У меня легко першило в горле, я откашливался, мешая себе слушать. В палату притопали лейтенант Заборов с повязкой на лбу, Свиридов, третьего, выше всех, я не узнал поначалу. Без мешка. Мне казалось, деньги принесут в мешке. Они затаскивали раскладушки.
– Почему две? – удивился Клинский.
– Товарищ подполковник, мы – каждый напротив каждого, а третий – в коридоре. Третья сюда и не встанет. – Заборов промерил между кроватями.
Клинский прощался.
– Вот, побудут с вами. Пока вам можно будет ехать.
– Погодите! Так нас сажают под замок? Вы понимаете, что сейчас происходит? – с веселым отчаянием спрашивал Старый, присев на кровать. – А потом? Убьете? Что изменится, если мы уедем через неделю? Сожгут крыс? Ради этого вы сядете в тюрьму?
– А если мы возьмем половину цены? – подсказал я. – А если пообещаем молчать? И совсем не возьмем денег?
– Ничего не поняли, – опечалился подполковник. – Я ничего не могу. Летим и закручиваем. Думайте.
Наползли, насели сумерки с лютым ветром, ветер напитался снегом и бился в лоснящуюся крышу гостиницы, от вялой пустоты мы не в силах уснуть, дом постанывал половицами, далекими дверьми, Свиридов принес мне таблетку мукалтина и запить; пробилось солнце и жарило на стенах кусочки тепла, похожие на ломтики хлеба, погасло, похолодела площадь, быстрей покатили автомобили, бороздя тишину, солнце застряло во влажном облаке, поблескивало краешком и пропало совсем, рассыпавшись в розоватую лужу, короткими злыми огнями засверкали фонари, и снег пошел, сквозило.
– Сказали, подвиги лопатой совершал? – Старый придремывал. – Что ж делать? Не драться же с ними. Как что – без денег…

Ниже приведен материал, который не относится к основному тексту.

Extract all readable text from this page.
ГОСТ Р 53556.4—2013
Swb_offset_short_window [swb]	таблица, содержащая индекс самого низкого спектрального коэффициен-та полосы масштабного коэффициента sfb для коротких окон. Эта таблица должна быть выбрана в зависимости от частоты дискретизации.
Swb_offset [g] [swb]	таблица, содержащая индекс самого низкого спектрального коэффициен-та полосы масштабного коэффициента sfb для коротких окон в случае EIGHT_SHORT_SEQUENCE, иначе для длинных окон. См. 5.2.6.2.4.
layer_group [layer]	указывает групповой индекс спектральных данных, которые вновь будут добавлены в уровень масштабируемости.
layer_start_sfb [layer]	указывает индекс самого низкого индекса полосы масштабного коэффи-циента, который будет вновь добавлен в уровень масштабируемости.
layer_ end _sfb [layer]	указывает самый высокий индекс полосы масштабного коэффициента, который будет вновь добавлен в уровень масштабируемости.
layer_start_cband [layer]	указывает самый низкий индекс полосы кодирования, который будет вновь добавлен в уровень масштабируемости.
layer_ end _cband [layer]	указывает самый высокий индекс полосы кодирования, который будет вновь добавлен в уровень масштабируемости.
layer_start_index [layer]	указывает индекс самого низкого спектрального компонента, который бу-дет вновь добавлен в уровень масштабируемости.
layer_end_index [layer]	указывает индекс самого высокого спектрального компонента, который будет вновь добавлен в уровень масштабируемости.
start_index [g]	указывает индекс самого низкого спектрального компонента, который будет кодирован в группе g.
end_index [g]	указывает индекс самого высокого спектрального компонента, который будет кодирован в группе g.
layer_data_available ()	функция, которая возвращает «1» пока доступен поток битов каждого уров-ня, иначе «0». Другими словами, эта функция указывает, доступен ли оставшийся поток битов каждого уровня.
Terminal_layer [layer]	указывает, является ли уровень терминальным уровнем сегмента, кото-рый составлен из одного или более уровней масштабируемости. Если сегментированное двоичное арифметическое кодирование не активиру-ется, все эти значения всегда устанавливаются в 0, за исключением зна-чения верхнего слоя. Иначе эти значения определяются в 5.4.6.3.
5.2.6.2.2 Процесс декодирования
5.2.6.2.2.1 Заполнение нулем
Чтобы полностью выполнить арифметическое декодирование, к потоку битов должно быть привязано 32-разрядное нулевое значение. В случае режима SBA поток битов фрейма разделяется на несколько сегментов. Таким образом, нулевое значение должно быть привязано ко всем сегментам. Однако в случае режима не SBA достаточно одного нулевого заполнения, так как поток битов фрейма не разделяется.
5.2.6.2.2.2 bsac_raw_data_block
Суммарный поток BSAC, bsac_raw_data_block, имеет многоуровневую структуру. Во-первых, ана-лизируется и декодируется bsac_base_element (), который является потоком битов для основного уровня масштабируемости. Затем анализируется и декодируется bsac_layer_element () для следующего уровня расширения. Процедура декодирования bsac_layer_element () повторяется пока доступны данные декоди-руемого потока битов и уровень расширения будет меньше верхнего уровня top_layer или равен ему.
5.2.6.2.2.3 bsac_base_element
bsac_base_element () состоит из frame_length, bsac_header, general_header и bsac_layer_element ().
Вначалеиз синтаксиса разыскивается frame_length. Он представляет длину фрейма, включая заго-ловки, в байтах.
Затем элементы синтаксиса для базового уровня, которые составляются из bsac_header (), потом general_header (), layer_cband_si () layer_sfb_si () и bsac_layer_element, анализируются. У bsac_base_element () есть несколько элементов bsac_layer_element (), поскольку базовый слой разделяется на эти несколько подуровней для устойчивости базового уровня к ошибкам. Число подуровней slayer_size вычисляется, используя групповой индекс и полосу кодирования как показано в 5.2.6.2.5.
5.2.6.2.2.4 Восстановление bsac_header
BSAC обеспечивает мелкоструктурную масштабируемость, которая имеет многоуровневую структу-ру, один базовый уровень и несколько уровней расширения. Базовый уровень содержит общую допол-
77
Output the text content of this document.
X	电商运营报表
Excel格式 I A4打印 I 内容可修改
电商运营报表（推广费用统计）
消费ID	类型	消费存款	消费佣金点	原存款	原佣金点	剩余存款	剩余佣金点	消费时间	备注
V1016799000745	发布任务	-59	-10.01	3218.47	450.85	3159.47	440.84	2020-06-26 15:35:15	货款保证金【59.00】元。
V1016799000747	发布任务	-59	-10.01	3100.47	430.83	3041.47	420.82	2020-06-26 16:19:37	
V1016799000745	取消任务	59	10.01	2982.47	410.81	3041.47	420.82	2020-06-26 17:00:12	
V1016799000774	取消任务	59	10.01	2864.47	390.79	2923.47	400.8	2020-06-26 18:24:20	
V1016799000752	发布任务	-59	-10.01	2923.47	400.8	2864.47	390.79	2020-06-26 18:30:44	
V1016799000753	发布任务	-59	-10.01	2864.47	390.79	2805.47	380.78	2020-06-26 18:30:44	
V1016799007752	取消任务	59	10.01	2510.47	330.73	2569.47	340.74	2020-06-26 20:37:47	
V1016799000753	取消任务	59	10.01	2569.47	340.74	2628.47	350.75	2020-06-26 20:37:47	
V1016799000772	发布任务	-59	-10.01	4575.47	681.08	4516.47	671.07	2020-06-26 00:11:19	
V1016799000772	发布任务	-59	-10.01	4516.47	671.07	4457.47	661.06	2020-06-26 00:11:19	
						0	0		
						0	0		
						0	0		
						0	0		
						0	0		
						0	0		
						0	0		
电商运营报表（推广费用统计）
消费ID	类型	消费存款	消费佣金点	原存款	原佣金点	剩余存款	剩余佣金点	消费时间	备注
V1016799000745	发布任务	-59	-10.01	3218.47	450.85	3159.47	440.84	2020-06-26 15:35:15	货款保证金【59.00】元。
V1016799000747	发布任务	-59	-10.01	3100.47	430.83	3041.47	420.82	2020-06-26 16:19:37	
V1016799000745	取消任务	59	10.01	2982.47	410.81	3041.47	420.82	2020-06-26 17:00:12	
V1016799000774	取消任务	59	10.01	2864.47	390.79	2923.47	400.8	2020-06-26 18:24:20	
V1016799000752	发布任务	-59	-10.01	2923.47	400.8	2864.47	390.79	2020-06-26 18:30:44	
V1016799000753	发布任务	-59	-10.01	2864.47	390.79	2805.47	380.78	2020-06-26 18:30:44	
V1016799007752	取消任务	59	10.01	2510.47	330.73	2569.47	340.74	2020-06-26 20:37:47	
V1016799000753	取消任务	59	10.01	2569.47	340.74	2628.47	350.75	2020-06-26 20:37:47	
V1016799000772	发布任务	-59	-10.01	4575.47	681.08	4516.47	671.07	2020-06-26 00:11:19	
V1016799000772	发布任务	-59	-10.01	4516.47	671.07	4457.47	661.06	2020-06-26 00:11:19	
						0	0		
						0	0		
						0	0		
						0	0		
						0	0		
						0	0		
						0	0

Свиридов не появлялся. Заборов спал, расставив раскладушку поперек двери. В третьем охраннике я угадал разжалованного губернатора, он не заходил в палату, будто стыдился.
Уснули – разбудили гудки, автомобиль. Я вышел на балкон. Далеко у ворот ходил часовой, другой подсыпал песка на дорожку. Автофургон «Молоко» виднелся на углу санатория. Буфетчицы в расстегнутых пальто снимали железные ящики с бутылками и спускали вниз, на кухню, по настилу. Пожарная лестница обрывалась в метре над фургоном. Половина шестого. Я собрал из снега мокрый пирожок, надо дождаться водителя.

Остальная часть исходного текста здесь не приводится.